I really enjoy the idea of volunteer work in public spaces. For me, it feels like the basics of civilization. Essentially, I am talking about convincing people that no one needs to get paid to benefit the common good. This is a difficult task on a number of levels.
First, people like to get paid.
Second, there are city and county workers who get paid to maintain public spaces who may not like volunteers working in these same areas.
Third, doing large scale projects to benefit the public good requires money, talent, time, and coordination.
Fourth, if the project is going to endure, maintaining public space designed and created by volunteers requires long term support from people who are paid.
This is even more difficult to achieve when doing landscape projects.
About three years ago, my friend, Ben, and I had just completed a volunteer landscape project and had ambitions for a bigger endeavor. We needed someone who had control over substantial amounts of grass (aka green canvas) and an appreciation for native plants.
We found our key supporter in Brian Payne, Director of the AirPark property on the north side of Columbus. In addition to the acre of land that he had already given us to create a meadow, he also has about a 2 mile People Trail going through his property.
We developed a fundraising campaign for $15,000 to purchase plants, signage, raised beds, and a bench for a project that we dubbed, the “AirPark Pollinator Path.” In year one, we completed the meadow and transformed an 800 square foot AirPark entrance area into a native plant bed.
We had only used about half of our money, so for spring 2023, we decided to take on over 7,000 square feet of space. It was much more than I had dreamed was possible when we started the fundraising campaign.
By the end of April, 15 new beds were completed. Over the course of one of the most incredible weeks of volunteer coordination, led by multiple Sierra Club members, the sod was removed, mulch was added, plants were layed out, holes were dug, flowers and grasses found their new homes, and water topped off the effort. And then a glorious rain fell that Saturday evening after we were done.
One of the new volunteers that came out mentioned that she is getting a Masters in Public Health. She shared with me that she is convinced that taking care of plants improves health. She wants to be able to explore that more in her education.
I told her that I am very confident that horticulture therapy is an effective way of improving physical and mental health. In my opinion, on any list of options that a doctor, therapist, public health official, pastor, or concerned friend may give to someone in need of support for their mental health, working with plants should be top 5.

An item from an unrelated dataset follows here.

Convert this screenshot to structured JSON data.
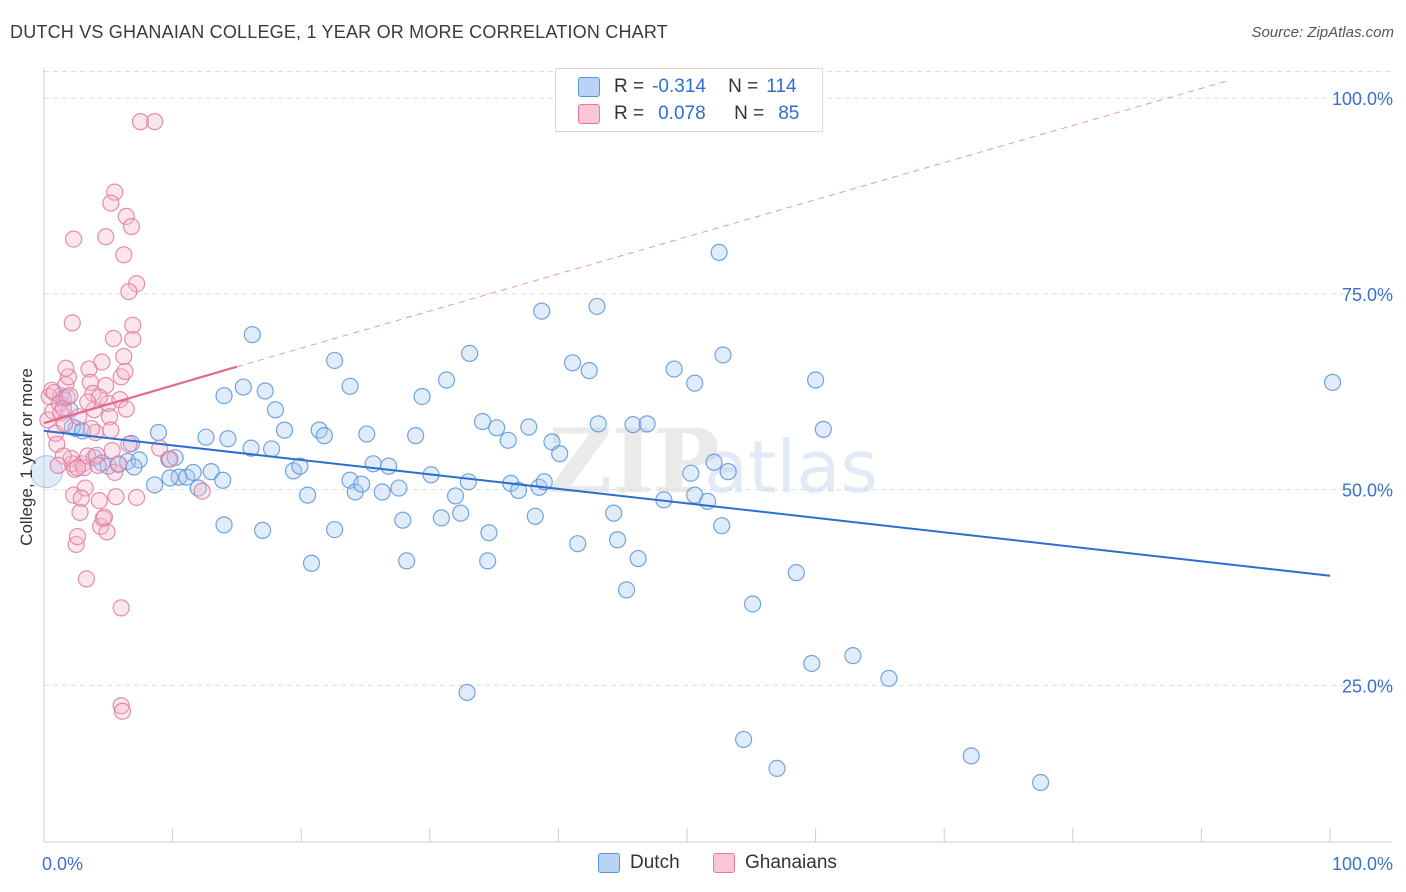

I do have a broad definition for working with plants! There are lots of actions that I associate with horticulture therapy in my life. Planting, harvesting, cooking, floral arranging, smelling, weeding, watching the insect interactions, pruning, eating raw veggies straight from the ground, picking fruits from the tree, plucking berries from the bush, drying, saving seeds, composting, rubbing fingers on a mint leaf, waving my hand over the top of native grasses….
Imagine all of the things that you can do just on the other side of what you do not control – after germination, that beautiful creative act when the green shoot emerges from seed. That first glimpse of green has a name – radicle. It is in nurturing that life just one small step after the radicle moment that horticulture therapy emerges for me.
So in these beds of columbine, butterfly weed, western sunflower, joe pye weed, penstemon, aster, coreopsis, iron weed, spiderwort, rattlesnake master, wild quinine, prairie drop seed, little blue stem, and coralberry, our friends the bees, butterflies, bugs, bats, and birds will thrive. The fauna will bask in this culinary floral delight. This becomes their ecological home. The honor of shaping this home is deeply therapeutic for me.
My prayer is that you, dear listener, will thrive as your five senses are opened by interacting with plants – as you taste the pear, smell the elderberry, touch the baptisia, hear the wind through blue stem, and see the blazing star. And remember, in flashes of vibrant memory, the connections you have had with creation since your youth. It has always been there. Be there with it.
As we were wrapping up our final day of planting, the volunteers converged on a corner of the People Trail near a 3-way stop. People drove by slowly. Lingered. Walkers and bikers stopped to thank us. Some asked us what we were doing. People wanted to know who we were with… while the reasonable response was to say Sierra Club, I wanted to say, “we are with the plants.”